Lorsque vient le moment de dire au revoir à une personne chère, il est important de donner le choix à l’enfant de nous accompagner. Non, la vue d’un mort n’est pas traumatisante, c’est de ne pas en parler qui peut l’être ! On peut en revanche lui expliquer ce qu’il verra : Mamie sera comme endormie, mais elle ne se réveillera pas. Et lui laisser la possibilité de changer d’avis jusqu’au bout. Bien évidemment, si l’enfant nous accompagne à la mise en bière, faisons-lui confiance. S’il veut embrasser Mamie, laissons-le faire, et s’il veut ressortir, accompagnons-le. Si l’enfant ne montre pas d’émotion et joue près du cercueil ou du lit, permettons-lui de vivre cet instant à sa façon. Nos réactions brutales ne sont pas bienvenues et peuvent interférer dans sa propre façon de vivre ce moment.
L’après
Après avoir vécu la mort d’une personne proche, il peut être judicieux d’en parler avec lui et surtout de l’écouter, de l’observer, voire de lui poser quelques questions sans devenir envahissant. Il rejouera peut-être avec ses jouets ce moment difficile, l’annonce de la mort, l’au-revoir, etc. On peut alors proposer de jouer avec lui, ou juste parler de ce que l’on ressent. Mamie me manque beaucoup, et toi ? Laissez vos larmes couler, pleurez ensemble. Si le chagrin est là, en parler, l’exprimer, soulage. Cassandra, 6 ans, a dit un jour qu’elle avait un gros chagrin : « les larmes lavent le cœur, ça fait du bien après ».

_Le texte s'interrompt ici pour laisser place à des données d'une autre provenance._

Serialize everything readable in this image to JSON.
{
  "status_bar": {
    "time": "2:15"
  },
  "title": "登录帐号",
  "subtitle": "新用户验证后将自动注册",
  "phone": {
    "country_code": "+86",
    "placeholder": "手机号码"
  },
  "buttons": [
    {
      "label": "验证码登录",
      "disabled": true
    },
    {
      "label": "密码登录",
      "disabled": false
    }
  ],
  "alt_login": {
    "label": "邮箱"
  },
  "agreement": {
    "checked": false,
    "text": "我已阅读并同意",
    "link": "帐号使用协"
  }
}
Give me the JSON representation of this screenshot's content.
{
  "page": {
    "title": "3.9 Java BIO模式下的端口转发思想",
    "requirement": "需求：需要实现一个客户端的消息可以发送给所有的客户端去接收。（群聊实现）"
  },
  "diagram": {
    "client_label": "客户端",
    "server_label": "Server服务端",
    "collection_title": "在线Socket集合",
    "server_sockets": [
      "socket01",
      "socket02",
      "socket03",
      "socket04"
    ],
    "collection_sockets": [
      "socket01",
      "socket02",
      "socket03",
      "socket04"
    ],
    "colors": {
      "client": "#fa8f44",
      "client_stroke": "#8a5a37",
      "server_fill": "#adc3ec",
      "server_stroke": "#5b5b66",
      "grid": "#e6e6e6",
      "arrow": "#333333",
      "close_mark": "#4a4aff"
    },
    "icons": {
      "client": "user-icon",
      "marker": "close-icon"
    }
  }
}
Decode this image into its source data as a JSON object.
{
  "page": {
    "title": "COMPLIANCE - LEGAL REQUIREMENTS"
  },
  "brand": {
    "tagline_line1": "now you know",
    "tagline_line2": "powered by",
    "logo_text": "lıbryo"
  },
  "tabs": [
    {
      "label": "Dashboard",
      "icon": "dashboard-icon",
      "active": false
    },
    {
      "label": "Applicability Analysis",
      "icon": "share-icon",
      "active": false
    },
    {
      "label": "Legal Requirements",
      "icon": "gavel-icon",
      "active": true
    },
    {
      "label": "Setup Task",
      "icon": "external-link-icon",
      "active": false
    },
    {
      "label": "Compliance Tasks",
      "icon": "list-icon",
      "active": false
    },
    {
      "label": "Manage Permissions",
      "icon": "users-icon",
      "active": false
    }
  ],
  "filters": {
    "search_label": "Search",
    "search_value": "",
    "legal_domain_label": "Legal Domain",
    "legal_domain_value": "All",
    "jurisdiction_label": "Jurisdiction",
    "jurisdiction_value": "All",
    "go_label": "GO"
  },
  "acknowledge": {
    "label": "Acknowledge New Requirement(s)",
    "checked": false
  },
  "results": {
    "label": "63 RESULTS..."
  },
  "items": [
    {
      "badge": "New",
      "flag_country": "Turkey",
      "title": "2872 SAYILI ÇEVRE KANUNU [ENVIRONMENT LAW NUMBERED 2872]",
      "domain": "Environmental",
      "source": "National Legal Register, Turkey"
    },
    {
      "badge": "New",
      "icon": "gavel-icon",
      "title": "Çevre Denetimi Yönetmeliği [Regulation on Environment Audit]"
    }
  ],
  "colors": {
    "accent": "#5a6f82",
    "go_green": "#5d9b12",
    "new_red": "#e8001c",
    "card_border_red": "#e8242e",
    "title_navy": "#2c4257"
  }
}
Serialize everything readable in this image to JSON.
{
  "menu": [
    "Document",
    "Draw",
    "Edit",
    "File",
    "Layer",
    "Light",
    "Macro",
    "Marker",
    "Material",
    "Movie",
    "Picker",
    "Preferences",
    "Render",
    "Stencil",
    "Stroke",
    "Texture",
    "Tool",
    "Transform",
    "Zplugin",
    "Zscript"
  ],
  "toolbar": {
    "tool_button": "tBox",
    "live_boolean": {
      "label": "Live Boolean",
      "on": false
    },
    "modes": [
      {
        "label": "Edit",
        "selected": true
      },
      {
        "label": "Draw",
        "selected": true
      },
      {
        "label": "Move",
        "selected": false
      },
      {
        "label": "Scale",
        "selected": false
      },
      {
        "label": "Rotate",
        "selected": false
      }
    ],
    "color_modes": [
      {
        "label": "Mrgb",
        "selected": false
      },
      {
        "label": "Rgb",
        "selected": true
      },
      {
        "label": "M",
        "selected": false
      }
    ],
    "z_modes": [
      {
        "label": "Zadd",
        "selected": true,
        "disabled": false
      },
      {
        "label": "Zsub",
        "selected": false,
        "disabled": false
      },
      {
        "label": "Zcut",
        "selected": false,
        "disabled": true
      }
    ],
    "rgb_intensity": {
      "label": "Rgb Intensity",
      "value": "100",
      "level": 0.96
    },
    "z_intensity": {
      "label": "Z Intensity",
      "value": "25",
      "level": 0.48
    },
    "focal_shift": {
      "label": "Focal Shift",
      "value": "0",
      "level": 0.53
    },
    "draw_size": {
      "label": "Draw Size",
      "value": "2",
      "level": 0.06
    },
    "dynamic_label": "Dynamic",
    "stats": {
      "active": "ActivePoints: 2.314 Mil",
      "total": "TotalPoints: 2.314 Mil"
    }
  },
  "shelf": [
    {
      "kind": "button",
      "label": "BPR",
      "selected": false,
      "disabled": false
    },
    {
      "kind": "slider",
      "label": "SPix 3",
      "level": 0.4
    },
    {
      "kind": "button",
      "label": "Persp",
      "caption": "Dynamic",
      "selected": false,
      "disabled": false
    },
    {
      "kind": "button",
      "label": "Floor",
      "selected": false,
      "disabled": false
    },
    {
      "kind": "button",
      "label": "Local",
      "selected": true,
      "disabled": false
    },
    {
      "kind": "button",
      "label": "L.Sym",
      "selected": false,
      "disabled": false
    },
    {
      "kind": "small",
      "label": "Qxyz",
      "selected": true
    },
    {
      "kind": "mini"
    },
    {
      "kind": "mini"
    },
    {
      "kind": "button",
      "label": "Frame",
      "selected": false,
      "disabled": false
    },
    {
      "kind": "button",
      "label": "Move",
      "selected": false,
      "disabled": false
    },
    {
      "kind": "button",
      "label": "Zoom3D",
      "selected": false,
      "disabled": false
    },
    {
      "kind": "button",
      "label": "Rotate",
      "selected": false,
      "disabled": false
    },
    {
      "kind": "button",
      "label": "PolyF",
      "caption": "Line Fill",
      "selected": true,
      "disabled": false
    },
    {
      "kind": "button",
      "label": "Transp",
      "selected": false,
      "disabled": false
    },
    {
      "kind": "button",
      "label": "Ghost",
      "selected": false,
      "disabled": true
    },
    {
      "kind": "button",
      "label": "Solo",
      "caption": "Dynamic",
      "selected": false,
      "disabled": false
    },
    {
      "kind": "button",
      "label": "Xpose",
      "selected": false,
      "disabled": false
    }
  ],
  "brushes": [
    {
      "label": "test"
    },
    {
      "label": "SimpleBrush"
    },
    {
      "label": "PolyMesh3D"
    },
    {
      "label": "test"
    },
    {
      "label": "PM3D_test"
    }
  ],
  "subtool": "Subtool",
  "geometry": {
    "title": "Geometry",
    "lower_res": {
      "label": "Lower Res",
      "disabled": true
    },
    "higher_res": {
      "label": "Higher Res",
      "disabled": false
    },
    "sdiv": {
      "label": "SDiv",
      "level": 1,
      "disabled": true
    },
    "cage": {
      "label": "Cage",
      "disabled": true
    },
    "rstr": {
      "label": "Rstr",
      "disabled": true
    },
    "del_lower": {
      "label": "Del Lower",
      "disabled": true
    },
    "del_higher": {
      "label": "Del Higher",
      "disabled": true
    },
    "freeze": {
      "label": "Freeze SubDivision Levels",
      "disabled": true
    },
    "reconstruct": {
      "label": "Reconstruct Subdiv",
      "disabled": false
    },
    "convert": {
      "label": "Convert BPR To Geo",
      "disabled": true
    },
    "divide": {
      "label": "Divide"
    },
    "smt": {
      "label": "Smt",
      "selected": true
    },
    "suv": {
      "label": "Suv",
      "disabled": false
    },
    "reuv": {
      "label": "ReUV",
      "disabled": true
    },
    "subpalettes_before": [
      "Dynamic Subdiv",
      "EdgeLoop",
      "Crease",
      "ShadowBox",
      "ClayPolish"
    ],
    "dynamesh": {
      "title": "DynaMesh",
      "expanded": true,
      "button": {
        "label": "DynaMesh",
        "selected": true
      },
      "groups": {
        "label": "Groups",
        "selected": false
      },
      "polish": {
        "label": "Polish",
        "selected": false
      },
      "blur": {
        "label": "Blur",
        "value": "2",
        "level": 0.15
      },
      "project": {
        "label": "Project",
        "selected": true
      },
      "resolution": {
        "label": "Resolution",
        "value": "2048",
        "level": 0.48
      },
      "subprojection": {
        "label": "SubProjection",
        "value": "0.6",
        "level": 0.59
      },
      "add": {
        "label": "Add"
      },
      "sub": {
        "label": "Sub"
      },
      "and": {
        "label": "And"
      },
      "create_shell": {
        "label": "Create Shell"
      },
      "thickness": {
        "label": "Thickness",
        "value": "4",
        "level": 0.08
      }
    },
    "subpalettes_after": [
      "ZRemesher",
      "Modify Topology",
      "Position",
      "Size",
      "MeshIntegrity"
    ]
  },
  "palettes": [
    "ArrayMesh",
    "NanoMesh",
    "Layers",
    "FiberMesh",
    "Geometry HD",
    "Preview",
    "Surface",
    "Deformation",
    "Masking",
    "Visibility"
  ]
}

Certains parents ont pu observer après un décès dans la famille que leur enfant maltraitait des insectes pour voir s’ils mourraient. Il est important alors de réagir et de parler avec lui, d’expliquer combien la vie est précieuse et que personne n’a le droit de la raccourcir sur quelque être vivant que ce soit.
Enfin après le décès d’une personne, des enfants peuvent vouloir prendre les choses en main, lors de la mort d’un animal, par exemple, et faire eux-mêmes leur propre rituel. Accompagnons-les et faisons-leur confiance, respectons le choix qu’ils feront, qu’ils veuillent l’enterrer ou le brûler, chanter ou pleurer.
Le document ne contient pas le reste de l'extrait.